Once we identified the root of the problem as the exhaustion of sessions from local lists, the solution was to give the cluster the ability to bulk rebalance sessions from other nodes to ensure repeated lookups were not necessary. With the system constantly shifting regional capacity from nodes with an excess to nodes that might be running low, the odds of a node running dry for a particular region and having to search outside its local list have been drastically reduced. While not an issue right now in the primary Fortnite Battle Royale game modes, this is an upgrade we are bringing over to the main MMS cluster as well to future-proof the system.
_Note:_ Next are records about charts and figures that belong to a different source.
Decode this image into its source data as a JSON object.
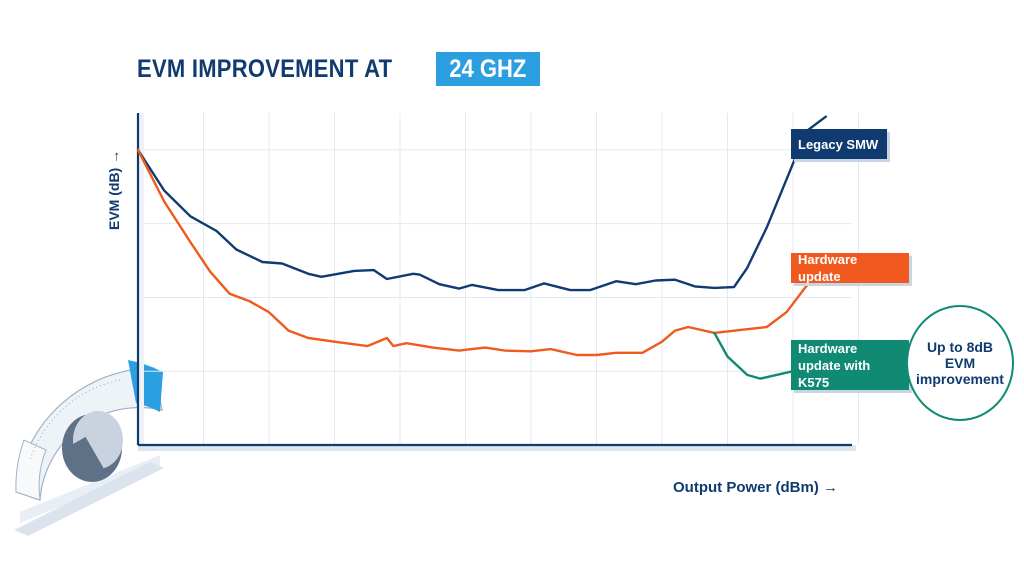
{
  "title": {
    "prefix": "EVM IMPROVEMENT AT",
    "highlight": "24 GHZ"
  },
  "colors": {
    "legacy": "#0f3b70",
    "hardware_update": "#f05a1e",
    "k575": "#118a74",
    "accent": "#2b9fe0",
    "grid": "#e3e9f1"
  },
  "icons": {
    "arrow": "→",
    "dial": "dial-knob-icon"
  },
  "callout": "Up to 8dB EVM improvement",
  "chart_data": {
    "type": "line",
    "title": "EVM IMPROVEMENT AT 24 GHZ",
    "xlabel": "Output Power (dBm)",
    "ylabel": "EVM (dB)",
    "xlim": [
      0,
      11
    ],
    "ylim": [
      0,
      4.5
    ],
    "grid": true,
    "axis_ticks_labeled": false,
    "series": [
      {
        "name": "Legacy SMW",
        "x": [
          0,
          0.4,
          0.8,
          1.2,
          1.5,
          1.9,
          2.2,
          2.6,
          2.8,
          3.3,
          3.6,
          3.8,
          4.2,
          4.3,
          4.6,
          4.9,
          5.1,
          5.5,
          5.9,
          6.2,
          6.6,
          6.9,
          7.3,
          7.6,
          7.9,
          8.2,
          8.5,
          8.8,
          9.1,
          9.3,
          9.6,
          9.9,
          10.2,
          10.5
        ],
        "values": [
          4.0,
          3.45,
          3.1,
          2.9,
          2.65,
          2.48,
          2.46,
          2.32,
          2.28,
          2.36,
          2.37,
          2.25,
          2.32,
          2.31,
          2.18,
          2.12,
          2.17,
          2.1,
          2.1,
          2.19,
          2.1,
          2.1,
          2.22,
          2.18,
          2.23,
          2.24,
          2.15,
          2.13,
          2.14,
          2.4,
          2.95,
          3.6,
          4.25,
          4.45
        ]
      },
      {
        "name": "Hardware update",
        "x": [
          0,
          0.4,
          0.8,
          1.1,
          1.4,
          1.7,
          2.0,
          2.3,
          2.6,
          3.0,
          3.5,
          3.8,
          3.9,
          4.1,
          4.5,
          4.9,
          5.3,
          5.6,
          6.0,
          6.3,
          6.7,
          7.0,
          7.3,
          7.7,
          8.0,
          8.2,
          8.4,
          8.8,
          9.2,
          9.6,
          9.9,
          10.2,
          10.5
        ],
        "values": [
          4.0,
          3.3,
          2.75,
          2.35,
          2.05,
          1.95,
          1.8,
          1.55,
          1.45,
          1.4,
          1.34,
          1.45,
          1.34,
          1.38,
          1.32,
          1.28,
          1.32,
          1.28,
          1.27,
          1.3,
          1.22,
          1.22,
          1.25,
          1.25,
          1.4,
          1.55,
          1.6,
          1.52,
          1.56,
          1.6,
          1.8,
          2.15,
          2.45
        ]
      },
      {
        "name": "Hardware update with K575",
        "x": [
          8.8,
          9.0,
          9.3,
          9.5,
          10.0,
          10.5
        ],
        "values": [
          1.52,
          1.2,
          0.95,
          0.9,
          1.0,
          1.18
        ]
      }
    ],
    "annotations": [
      "Up to 8dB EVM improvement"
    ]
  }
}
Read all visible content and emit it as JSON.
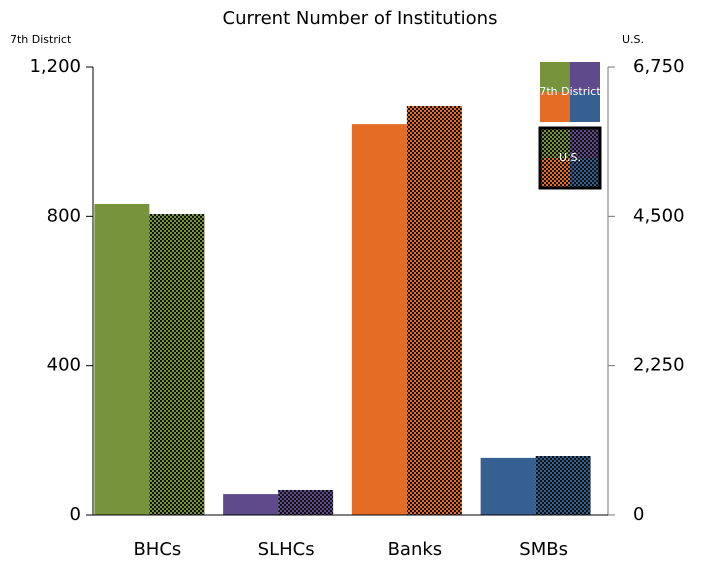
{
  "chart_data": {
    "type": "bar",
    "title": "Current Number of Institutions",
    "y_label": "7th District",
    "y2_label": "U.S.",
    "categories": [
      "BHCs",
      "SLHCs",
      "Banks",
      "SMBs"
    ],
    "category_colors": [
      "#77933c",
      "#5f4b8b",
      "#e46c25",
      "#376092"
    ],
    "series": [
      {
        "name": "7th District",
        "values": [
          833,
          56,
          1047,
          153
        ]
      },
      {
        "name": "U.S.",
        "axis": "y2",
        "pattern": "dots",
        "values": [
          4535,
          377,
          6162,
          889
        ]
      }
    ],
    "ylim": [
      0,
      1200
    ],
    "yticks": [
      0,
      400,
      800,
      {
        "value": 1200,
        "label": "1,200"
      }
    ],
    "y2lim": [
      0,
      6750
    ],
    "y2ticks": [
      0,
      {
        "value": 2250,
        "label": "2,250"
      },
      {
        "value": 4500,
        "label": "4,500"
      },
      {
        "value": 6750,
        "label": "6,750"
      }
    ],
    "legend": "top-right"
  }
}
We pushed the load-testing process to the limits during our MMS restructuring, because the scale of what we were trying to simulate was so far beyond normal usage or testing patterns. We needed to spin up many millions of theoretical users and hurl them at our Playground MMS system in a big, crashing wave in an attempt to strain our new session rebalancer. While the tweak - test - evaluate cycle took several hours per loop, it allowed us to develop and refine the rebalance behavior to a point where we felt it could stand up to the traffic, as well as to identify and fix edge-case bugs that could have torpedoed the effort to bring Playground back online.
What have we learned?
In short, we learned a lot about our own matchmaking system and its failure points as well. We planned and prepared for what we thought to be the maximum sustained matchmaking throughput and capacity based on the size of our player base (plus a healthy buffer), but didn’t properly anticipate the edge-case of of the initial “land rush” of players exhausting local lists.
On the restart of the mode itself, we had an additional learning experience. We opted to bring back Playground in small steps by individual regions and platforms, with the goal of reducing the initial load on the system so we could scale into it. We actually encouraged the opposite, as players swapped regions into those that had the mode re-enabled and forced us to slow the rollout as we dealt with capacity issues. The silver lining is that we certainly have much better visibility into the total available cloud resources in Asia than ever before, and we want to give a shoutout to our cloud partners for working with us to ensure we could quickly adjust!
The process of getting Playground stable and in the hands of our players was tougher than we would have liked, but was a solid reminder that complex distributed systems fail in unpredictable ways. We were forced to make significant emergency upgrades to our Matchmaking Service, but these changes will serve the game well as we continue to grow and expand our player base into the future.